The Mercedes CLA. All new C-class models will be made South Africa after a R3bn investment by Mercedes. Image: MBSA
The Mercedes CLA. All new C-class models will be made South Africa after a R3bn investment by Mercedes. Image: MBSA

But Volkswagen Group SA director of sales and marketing Petra Hoffmann expects this year to be more difficult locally because of the deteriorating exchange rate, household income pressures and economic growth restraints.

"These will put pressure on the trading conditions and challenge all car companies," Hoffmann says.

Imperial Fleet Management's chief executive Nicholas De Canha says his company expects this year to be a bit tougher in terms of growth.

"Big price increases are expected to filter through to the market this year as a result of exchange rates," says De Canha.

Hefty price hikes

He expects new vehicle price hikes to benefit leasing companies, which offer pegged rentals.
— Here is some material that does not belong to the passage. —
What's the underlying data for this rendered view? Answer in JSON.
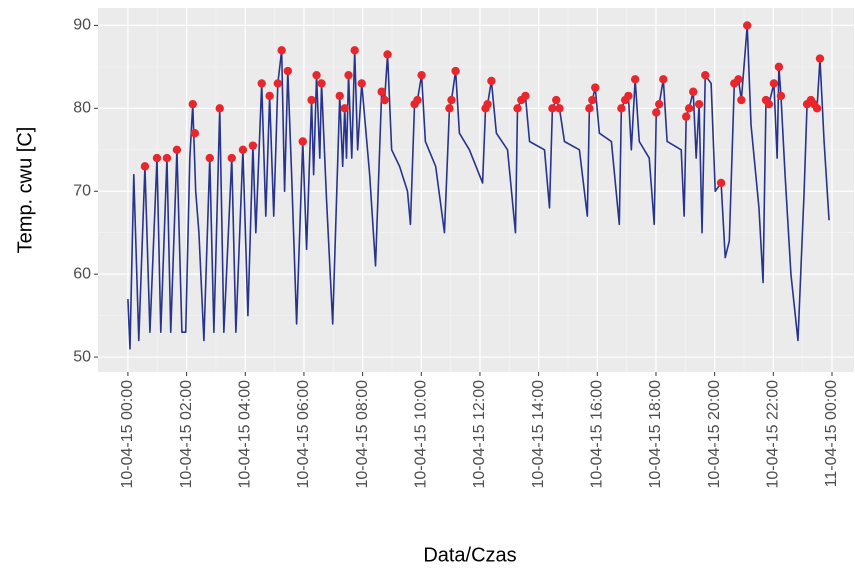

He also expects a mild increase in the number of new leases this year, compared with only fractional growth in new vehicle sales.

The disparity between the record global sales last year and SA's more subdued growth can be largely explained by a rebounding US market and the substantial growth of the Chinese market. Besides the US and China, most countries had not shown significant growth.

Meanwhile, the long-term difficulty for the South African vehicle industry is the rate of job creation, which remains anaemic.

About 10% of taxpaying South Africans buy a car each year, which is already a high proportion in global terms and is unlikely to rise further.

De Canha says fuel price increases, e-tolls and new-car price inflation will see a number of would-be first time buyers excluded from the market.

Mahindra sees growth coming from Africa as a whole. Image: Wiki Images
Mahindra sees growth coming from Africa as a whole. Image: Wiki Images

But while the total new vehicle market would be relatively flat this year, he expects the leasing component to achieve 6% to 7% growth, with its share of the market expanding slightly.

However, it is not all doom for the local industry.

Mercedes-Benz SA's chief executive Martin Zimmermann said last October that his company would invest R3bn in producing the next generation C-Class in the country. The plan was likely to come to fruition this year.

Similarly, the Mumbai-based Mahindra Group's managing director Anand Mahindra said that he was encouraging Mahindra's various divisions to evaluate business opportunities on this continent.